Solutions and Other Mixtures_ongrade-02

When some chemical elements are mixed, they make compounds. For example, when hydrogen gas and oxygen gas combine, they form new chemical bonds. This creates an entirely new substance: water (H20). Even though water is made of two different elements, it is a pure substance. A glass of water contains only water molecules. If you add something else to the water like sand, you now have a mixture.

Not all matter will chemically combine when mixed. Some gases like nitrogen, oxygen, and carbon dioxide will not form new bonds when placed together. Instead these gases make a mixture called air.

Air is not a compound. Air is not a molecule because the groups of atoms are not joined together. Instead, they are just randomly intermixed. Many common substances, such as wet sand, are mixtures. Wet sand is made of sand and water that do not chemically combine. The trail mix in your lunch bag is also a mixture. In a mixture, properties of the individual substances are not changed.

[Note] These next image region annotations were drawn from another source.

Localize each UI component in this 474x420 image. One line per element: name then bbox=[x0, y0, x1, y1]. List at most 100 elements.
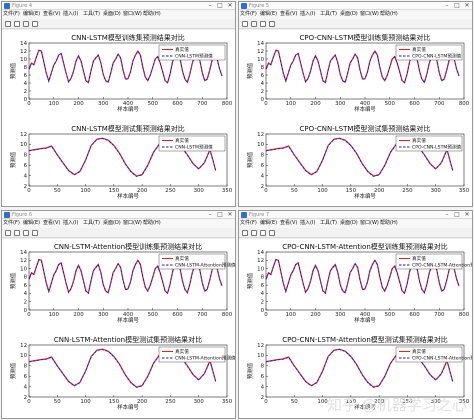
title-bar[interactable]: Figure 7 – □ ✕ bbox=[239, 211, 472, 219]
print-icon[interactable] bbox=[32, 21, 38, 27]
title-bar[interactable]: Figure 5 – □ ✕ bbox=[239, 2, 472, 10]
matlab-figure-icon bbox=[4, 3, 10, 9]
axes: CNN-LSTM-Attention模型训练集预测结果对比02468101214… bbox=[9, 242, 235, 324]
menu-view[interactable]: 查看(V) bbox=[43, 11, 61, 17]
menu-insert[interactable]: 插入(I) bbox=[300, 220, 316, 226]
menu-desktop[interactable]: 桌面(D) bbox=[103, 11, 121, 17]
y-axis-label: 预测值 bbox=[9, 62, 17, 79]
save-icon[interactable] bbox=[23, 21, 29, 27]
close-icon[interactable]: ✕ bbox=[464, 211, 470, 218]
title-bar[interactable]: Figure 6 – □ ✕ bbox=[2, 211, 235, 219]
x-tick-label: 300 bbox=[431, 399, 442, 405]
print-icon[interactable] bbox=[269, 230, 275, 236]
menu-file[interactable]: 文件(F) bbox=[240, 11, 257, 17]
menu-file[interactable]: 文件(F) bbox=[3, 11, 20, 17]
menu-tools[interactable]: 工具(T) bbox=[83, 11, 100, 17]
maximize-icon[interactable]: □ bbox=[454, 211, 460, 218]
x-tick-label: 200 bbox=[310, 312, 321, 318]
x-axis-label: 样本编号 bbox=[354, 316, 376, 324]
x-tick-label: 300 bbox=[194, 188, 205, 194]
save-icon[interactable] bbox=[260, 21, 266, 27]
y-tick-label: 0 bbox=[261, 308, 265, 314]
new-figure-icon[interactable] bbox=[242, 230, 248, 236]
maximize-icon[interactable]: □ bbox=[454, 2, 460, 9]
save-icon[interactable] bbox=[23, 230, 29, 236]
open-file-icon[interactable] bbox=[251, 21, 257, 27]
menu-window[interactable]: 窗口(W) bbox=[360, 11, 379, 17]
legend-label: 真实值 bbox=[412, 46, 426, 53]
menu-edit[interactable]: 编辑(E) bbox=[260, 220, 278, 226]
figure-window-6[interactable]: Figure 6 – □ ✕ 文件(F) 编辑(E) 查看(V) 插入(I) 工… bbox=[1, 210, 236, 419]
series-line-predicted bbox=[28, 138, 217, 177]
x-tick-label: 200 bbox=[374, 188, 385, 194]
figure-window-7[interactable]: Figure 7 – □ ✕ 文件(F) 编辑(E) 查看(V) 插入(I) 工… bbox=[238, 210, 473, 419]
new-figure-icon[interactable] bbox=[242, 21, 248, 27]
title-bar[interactable]: Figure 4 – □ ✕ bbox=[2, 2, 235, 10]
y-tick-label: 2 bbox=[261, 89, 264, 95]
menu-tools[interactable]: 工具(T) bbox=[320, 220, 337, 226]
legend-box bbox=[158, 44, 226, 61]
menu-file[interactable]: 文件(F) bbox=[3, 220, 20, 226]
y-tick-label: 4 bbox=[261, 384, 265, 390]
figure-canvas: CPO-CNN-LSTM-Attention模型训练集预测结果对比 0 2 4 6 8 10… bbox=[239, 239, 472, 418]
menu-window[interactable]: 窗口(W) bbox=[360, 220, 379, 226]
menu-tools[interactable]: 工具(T) bbox=[320, 11, 337, 17]
minimize-icon[interactable]: – bbox=[208, 211, 212, 218]
menu-tools[interactable]: 工具(T) bbox=[83, 220, 100, 226]
open-file-icon[interactable] bbox=[14, 230, 20, 236]
y-tick-label: 10 bbox=[20, 142, 27, 148]
menu-insert[interactable]: 插入(I) bbox=[300, 11, 316, 17]
menu-view[interactable]: 查看(V) bbox=[43, 220, 61, 226]
menu-window[interactable]: 窗口(W) bbox=[123, 220, 142, 226]
menu-window[interactable]: 窗口(W) bbox=[123, 11, 142, 17]
figure-window-5[interactable]: Figure 5 – □ ✕ 文件(F) 编辑(E) 查看(V) 插入(I) 工… bbox=[238, 1, 473, 207]
menu-edit[interactable]: 编辑(E) bbox=[23, 11, 41, 17]
x-tick-label: 0 bbox=[264, 101, 268, 107]
x-tick-label: 600 bbox=[172, 312, 183, 318]
save-icon[interactable] bbox=[260, 230, 266, 236]
menu-insert[interactable]: 插入(I) bbox=[63, 11, 79, 17]
menu-edit[interactable]: 编辑(E) bbox=[23, 220, 41, 226]
y-tick-label: 6 bbox=[24, 283, 28, 289]
close-icon[interactable]: ✕ bbox=[464, 2, 470, 9]
menu-view[interactable]: 查看(V) bbox=[280, 220, 298, 226]
menu-help[interactable]: 帮助(H) bbox=[380, 220, 398, 226]
x-tick-label: 0 bbox=[264, 399, 268, 405]
close-icon[interactable]: ✕ bbox=[227, 2, 233, 9]
menu-desktop[interactable]: 桌面(D) bbox=[340, 220, 358, 226]
new-figure-icon[interactable] bbox=[5, 21, 11, 27]
minimize-icon[interactable]: – bbox=[445, 2, 449, 9]
menu-edit[interactable]: 编辑(E) bbox=[260, 11, 278, 17]
maximize-icon[interactable]: □ bbox=[217, 211, 223, 218]
menu-help[interactable]: 帮助(H) bbox=[143, 220, 161, 226]
figure-window-4[interactable]: Figure 4 – □ ✕ 文件(F) 编辑(E) 查看(V) 插入(I) 工… bbox=[1, 1, 236, 207]
y-tick-label: 10 bbox=[20, 266, 27, 272]
menu-insert[interactable]: 插入(I) bbox=[63, 220, 79, 226]
print-icon[interactable] bbox=[32, 230, 38, 236]
y-tick-label: 6 bbox=[261, 163, 265, 169]
y-tick-label: 12 bbox=[20, 49, 27, 55]
new-figure-icon[interactable] bbox=[5, 230, 11, 236]
menu-help[interactable]: 帮助(H) bbox=[380, 11, 398, 17]
print-icon[interactable] bbox=[269, 21, 275, 27]
axes: CNN-LSTM模型测试集预测结果对比 2 4 6 8 10 12 0 50 100 150 200 2… bbox=[9, 124, 233, 200]
open-file-icon[interactable] bbox=[14, 21, 20, 27]
menu-file[interactable]: 文件(F) bbox=[240, 220, 257, 226]
maximize-icon[interactable]: □ bbox=[217, 2, 223, 9]
menu-desktop[interactable]: 桌面(D) bbox=[103, 220, 121, 226]
open-file-icon[interactable] bbox=[251, 230, 257, 236]
close-icon[interactable]: ✕ bbox=[227, 211, 233, 218]
minimize-icon[interactable]: – bbox=[445, 211, 449, 218]
menu-desktop[interactable]: 桌面(D) bbox=[340, 11, 358, 17]
x-tick-label: 100 bbox=[80, 399, 91, 405]
menu-view[interactable]: 查看(V) bbox=[280, 11, 298, 17]
menu-help[interactable]: 帮助(H) bbox=[143, 11, 161, 17]
y-tick-label: 12 bbox=[20, 258, 27, 264]
legend-box bbox=[395, 346, 463, 363]
x-tick-label: 50 bbox=[54, 399, 61, 405]
minimize-icon[interactable]: – bbox=[208, 2, 212, 9]
legend-label: CNN-LSTM预测值 bbox=[175, 144, 213, 151]
legend-box bbox=[395, 44, 463, 61]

Some mixtures are heterogeneous, which means that the components of the mixture do not look uniform. Let’s look at a salad. This salad is a combination of lettuce, tomatoes, onion, olives, cucumbers, and cheese. It is not uniform in appearance. If you took a spoonful of this salad, it would not have equal amounts of each salad ingredient in the same proportions. In fact, each time you took a different spoonful, it would be slightly different from all the others. The first spoonful might not have any olives, and another spoonful might not have any cheese. No matter how much you stir the salad, the individual ingredients of the salad are not changed.

They will never chemically combine with one another. Because of this, heterogeneous mixtures are generally easy to separate because the ingredients are usually large in size (can be seen with your eyes).